The energy controls are integrated into one building management system, Melchior says. The control system in the Langdon store is from Micro Thermo Technologies, which specializes in integrating monitoring software, refrigeration controls, power controls, lighting, and heating and air conditioning for food retailers.

“It monitors everything that runs through the store,” Melchior says for the energy controls system. By logging into the system, “food store managers can tell what’s on or off.” 

Cree has since expanded development in enterprise asset management.

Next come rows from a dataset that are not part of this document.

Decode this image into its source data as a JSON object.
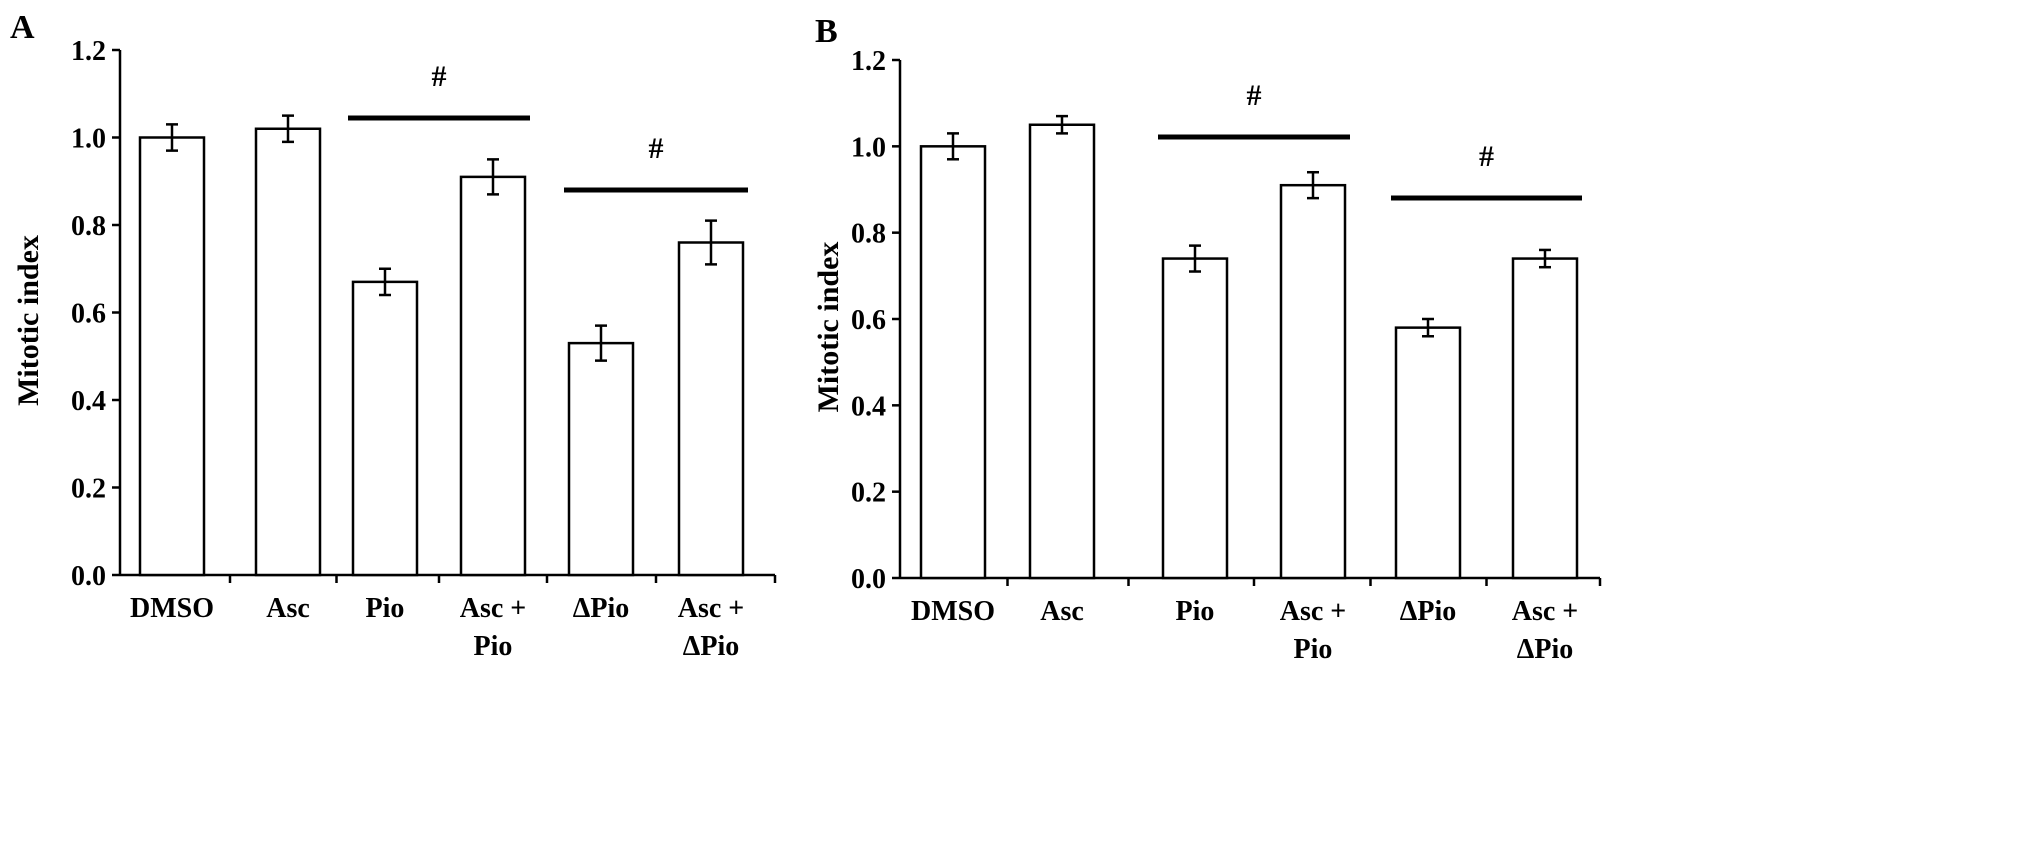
{
  "chart_data": [
    {
      "panel_label": "A",
      "type": "bar",
      "ylabel": "Mitotic index",
      "ylim": [
        0,
        1.2
      ],
      "yticks": [
        "0.0",
        "0.2",
        "0.4",
        "0.6",
        "0.8",
        "1.0",
        "1.2"
      ],
      "categories": [
        [
          "DMSO"
        ],
        [
          "Asc"
        ],
        [
          "Pio"
        ],
        [
          "Asc +",
          "Pio"
        ],
        [
          "ΔPio"
        ],
        [
          "Asc +",
          "ΔPio"
        ]
      ],
      "values": [
        1.0,
        1.02,
        0.67,
        0.91,
        0.53,
        0.76
      ],
      "errors": [
        0.03,
        0.03,
        0.03,
        0.04,
        0.04,
        0.05
      ],
      "bar_fill": "#ffffff",
      "stroke": "#000000",
      "significance": [
        {
          "symbol": "#",
          "from": 2,
          "to": 3
        },
        {
          "symbol": "#",
          "from": 4,
          "to": 5
        }
      ]
    },
    {
      "panel_label": "B",
      "type": "bar",
      "ylabel": "Mitotic index",
      "ylim": [
        0,
        1.2
      ],
      "yticks": [
        "0.0",
        "0.2",
        "0.4",
        "0.6",
        "0.8",
        "1.0",
        "1.2"
      ],
      "categories": [
        [
          "DMSO"
        ],
        [
          "Asc"
        ],
        [
          "Pio"
        ],
        [
          "Asc +",
          "Pio"
        ],
        [
          "ΔPio"
        ],
        [
          "Asc +",
          "ΔPio"
        ]
      ],
      "values": [
        1.0,
        1.05,
        0.74,
        0.91,
        0.58,
        0.74
      ],
      "errors": [
        0.03,
        0.02,
        0.03,
        0.03,
        0.02,
        0.02
      ],
      "bar_fill": "#ffffff",
      "stroke": "#000000",
      "significance": [
        {
          "symbol": "#",
          "from": 2,
          "to": 3
        },
        {
          "symbol": "#",
          "from": 4,
          "to": 5
        }
      ]
    }
  ]
}
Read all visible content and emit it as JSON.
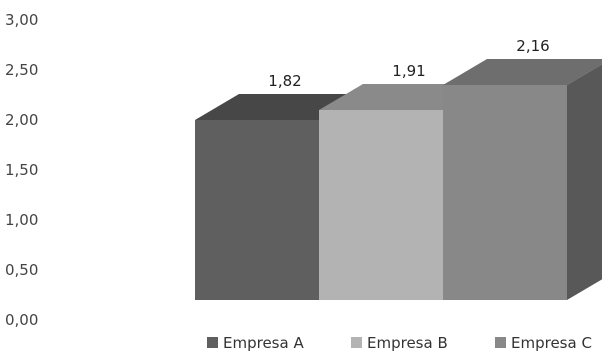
{
  "chart_data": {
    "type": "bar",
    "title": "",
    "xlabel": "",
    "ylabel": "",
    "ylim": [
      0,
      3
    ],
    "y_ticks": [
      "0,00",
      "0,50",
      "1,00",
      "1,50",
      "2,00",
      "2,50",
      "3,00"
    ],
    "y_tick_values": [
      0,
      0.5,
      1,
      1.5,
      2,
      2.5,
      3
    ],
    "grid": false,
    "legend_position": "bottom",
    "series": [
      {
        "name": "Empresa A",
        "value": 1.82,
        "label": "1,82",
        "color": "#5f5f5f",
        "top_color": "#474747",
        "side_color": "#4a4a4a"
      },
      {
        "name": "Empresa B",
        "value": 1.91,
        "label": "1,91",
        "color": "#b3b3b3",
        "top_color": "#8a8a8a",
        "side_color": "#9a9a9a"
      },
      {
        "name": "Empresa C",
        "value": 2.16,
        "label": "2,16",
        "color": "#888888",
        "top_color": "#6e6e6e",
        "side_color": "#585858"
      }
    ]
  }
}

Enterprise Asset Management

With its SmartCast PoE (power over Ethernet), customers can employ “one button” building com­missioning of up to 1,000 intelligence devices at one time, and the Smart­Cast manager application will enable advanced energy-saving strategies like task tuning and real-time visibility of energy use.

The scalability of SmartCast PoE extends further when net­worked and connected to other devices. It will be able to monitor and adjust for occupancy patterns, resource utilization and much more. Ultimately, customers will be able to apply the same kind of enterprise-wide asset management as with any IT device to remotely monitor, update, track and configure every fixture, sensor and control on the lighting network.

LED Technology Delivers Savings in High-Bay Environments

LED lighting fixtures provide longer-lasting light and cost-saving advantages when compared to high-intensity discharge (HID) or fluorescent lighting technologies, particularly for areas with high ceilings, according to a recent analysis from General Electric Lighting.

High-bay applications present facility managers with two challenges: excessive energy consumption and expensive lighting maintenance.

LED technology uses small light chips that become illuminated by the movement of electrons through a semiconductor material. Unlike HID or fluorescent lamps, this technology can distribute light evenly over a wide area by pointing the light where it is needed rather than dispersing it.

With LED technology, facility managers can better utilize light distribution and limit the number of fixtures required to light a space. Fewer fixtures result in lower energy consumption costs.

Maintenance costs for HID lighting include materials, labor and equipment such as boom lifts and scissor lifts that can cost hundreds of dollars to rent. In addition, environmental rules require bulbs to be carefully disposed of.

After installation of LED fixtures, lighting use is fixed. The only control available is an

on/off switch or a circuit breaker. Because lighting control is limited, energy consumption savings are on the lower end of the 30 to 65 percent spectrum. Greater savings is possible by equipping LED lighting fixtures with daylight sensors.

LEDs eliminate the recycling of bulbs, tubes and ballasts, as well as the overhead associated with handling toxic materials.

Intelligent LED lighting systems improve energy efficiency by integrating sensors wirelessly networked while providing a software management and reporting interface. These solutions can deliver energy savings of 80 to 90 percent over legacy systems.

Energy incentive rebates are available for LEDs from many local utility providers and can range

from $100 to $400 per fixture, depending on funding availability and burn hours. To take advantage of these incentives, an on-site lighting audit needs to be performed.

A local utility company, lighting manufacturer or distributor can perform the lighting audit and review maintenance and utility bills from the previous 12 months. They can also collect data such as lighting dimensions, fixture quantities, lamp wattage and photos of facilities.

When the audit is completed, facility managers receive an optimized lighting layout, recommended products and a list of next steps.